Once you are with the manager, say you are interested in purchasing X car and you would like to pay $250 - $1,000 over dealer invoice. If you have got the dealer invoice before hand, show it to him, if not, request him provide you the dealer invoice. If they do not want to show you the dealer invoice or do not want to make a deal, get up and leave, they will try everything at that point to keep you if they want to make a deal. There are a lot of dealerships around and you will end up with a deal at one of them. Now another important point here, DO NOT hand over your social security number until you are going to BUY the car. They will say they need to check what you qualify for, etc etc. Do not give it as they will use the info to run your credit at several finance houses and if you do not end up negotiating a deal, your credit is already run and the next dealer will see this and know you are trying to get credit. So, negotiate the deal including the interest rate you want to pay by telling them you are putting 40-50% cash down to the point where they want you to give a signature on their negotiating document.
Do be upfront with the sales manager that you are putting down a large deposit because you do not have a credit history, but you are employed. (Don’t try and buy a house or car if you cannot prove employment) At that point sign on the terms you are comfortable with and THEN and only THEN, allow them to pull credit. At this time, they might try and push your interest rate up as you will have no credit history, but try and resist and say you told them that already. It could go as high as 10-11%, once the lenders come back with what they are prepared to offer, anything beyond that is robbery. HOWEVER, you can try and negotiate it lower at that point, but it requires good skills from now on. Remember though, you can always refinance the deal in 6-9 months and lower the rates once you have paid consistently and show a credit history. Sometimes you just need to bite the bullet initially to get that credit established.

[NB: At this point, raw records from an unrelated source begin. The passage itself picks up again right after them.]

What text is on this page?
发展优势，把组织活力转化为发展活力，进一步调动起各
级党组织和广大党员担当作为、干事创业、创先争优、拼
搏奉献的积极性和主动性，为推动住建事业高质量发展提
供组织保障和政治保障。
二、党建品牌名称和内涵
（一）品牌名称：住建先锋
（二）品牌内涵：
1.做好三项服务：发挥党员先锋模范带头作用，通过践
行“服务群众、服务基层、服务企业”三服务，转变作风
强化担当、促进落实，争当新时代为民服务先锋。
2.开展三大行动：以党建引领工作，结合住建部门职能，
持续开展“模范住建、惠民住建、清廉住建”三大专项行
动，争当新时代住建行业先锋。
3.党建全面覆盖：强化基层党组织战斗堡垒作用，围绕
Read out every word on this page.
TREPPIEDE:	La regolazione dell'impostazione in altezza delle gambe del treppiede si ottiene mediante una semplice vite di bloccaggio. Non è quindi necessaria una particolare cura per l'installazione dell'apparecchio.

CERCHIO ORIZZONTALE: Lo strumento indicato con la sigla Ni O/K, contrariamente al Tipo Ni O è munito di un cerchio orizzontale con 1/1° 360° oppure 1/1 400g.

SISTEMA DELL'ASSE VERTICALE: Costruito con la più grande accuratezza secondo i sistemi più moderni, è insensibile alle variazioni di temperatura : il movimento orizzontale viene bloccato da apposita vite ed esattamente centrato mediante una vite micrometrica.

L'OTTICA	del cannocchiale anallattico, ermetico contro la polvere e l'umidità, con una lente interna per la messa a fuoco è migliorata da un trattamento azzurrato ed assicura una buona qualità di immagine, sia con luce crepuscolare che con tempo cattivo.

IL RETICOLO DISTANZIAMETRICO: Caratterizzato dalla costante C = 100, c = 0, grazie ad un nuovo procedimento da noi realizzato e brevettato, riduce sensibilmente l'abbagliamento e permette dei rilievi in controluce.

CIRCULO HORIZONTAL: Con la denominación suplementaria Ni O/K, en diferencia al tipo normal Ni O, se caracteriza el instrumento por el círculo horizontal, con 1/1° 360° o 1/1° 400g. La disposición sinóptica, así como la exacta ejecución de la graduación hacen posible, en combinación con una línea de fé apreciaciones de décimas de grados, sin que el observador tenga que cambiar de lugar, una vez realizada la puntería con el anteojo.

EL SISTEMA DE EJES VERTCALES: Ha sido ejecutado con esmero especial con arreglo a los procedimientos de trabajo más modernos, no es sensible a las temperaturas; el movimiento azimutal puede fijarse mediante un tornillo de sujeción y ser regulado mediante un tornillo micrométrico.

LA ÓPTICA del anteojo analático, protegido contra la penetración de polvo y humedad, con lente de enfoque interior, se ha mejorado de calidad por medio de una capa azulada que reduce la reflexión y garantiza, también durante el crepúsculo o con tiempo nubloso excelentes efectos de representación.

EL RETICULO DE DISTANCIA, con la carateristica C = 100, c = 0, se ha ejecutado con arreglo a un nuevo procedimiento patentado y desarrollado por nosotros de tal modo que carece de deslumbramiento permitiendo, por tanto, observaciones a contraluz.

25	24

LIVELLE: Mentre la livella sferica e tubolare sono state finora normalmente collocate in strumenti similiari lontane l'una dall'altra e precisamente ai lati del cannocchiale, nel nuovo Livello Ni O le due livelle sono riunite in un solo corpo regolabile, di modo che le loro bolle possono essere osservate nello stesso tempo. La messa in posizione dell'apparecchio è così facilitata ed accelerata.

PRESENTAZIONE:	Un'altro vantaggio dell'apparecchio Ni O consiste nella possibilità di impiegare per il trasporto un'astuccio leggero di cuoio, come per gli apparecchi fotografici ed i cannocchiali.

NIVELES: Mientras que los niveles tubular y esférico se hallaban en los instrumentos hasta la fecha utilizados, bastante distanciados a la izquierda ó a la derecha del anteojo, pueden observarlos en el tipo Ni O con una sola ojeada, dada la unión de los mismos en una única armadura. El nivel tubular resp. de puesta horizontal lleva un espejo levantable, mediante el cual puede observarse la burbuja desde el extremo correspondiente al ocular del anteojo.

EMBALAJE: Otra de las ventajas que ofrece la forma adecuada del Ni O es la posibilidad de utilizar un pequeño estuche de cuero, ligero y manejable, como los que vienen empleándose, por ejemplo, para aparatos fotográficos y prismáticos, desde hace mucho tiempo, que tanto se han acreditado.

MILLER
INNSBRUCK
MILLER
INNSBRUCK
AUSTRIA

Returning to Building Credit.
Now that you have your secured card, possibly an auto or maybe even bought a house, the next step is to just be patient. Do not rush out and try for credit at department stores, once you have any one of the above credit items, you will begin receiving daily solicitations in the mail for credit cards. Throw them in the trash, you are not worthy yet, I say this as a joke, but mean it, do not try and get additional credit cards, unless secured, until you have being consistent with the credit you had for a good 9 months. (Saying you have been pre-approved, does not necessarily mean you will get a card, but it will definitely mean an enquiry on your credit report if you respond.) After that point go to a service like myfico.com and purchase your credit history and credit scores from all 3 reporting agencies. You will see where you stand and if there are any discrepancies. If you score is in the mid-upper 600’s, it will then be a good idea to apply for an unsecured credit card. At this point, it would also be good to get some department store cards, not many, but maybe 2-3 to help with your credit mix.
When you have received any type of credit, make sure if it is a credit card, that you do not use more than 30-50% of the available credit, always try and make more than the minimum monthly payment every month and do NOT skip payments, that will stay on your report for several years and will hurt you until it drops off.
This forum (http://ficoforums.myfico.com/fico/) is a great place to do additional research and read about others stories and get tips on credit card deals, etc. You will also be able to read which are the best department stores to start credit with etc.
Good luck and if you just follow the simple rules, you will be on your way to having an established credit history. So the quicker you start the process the sooner you will be on your way.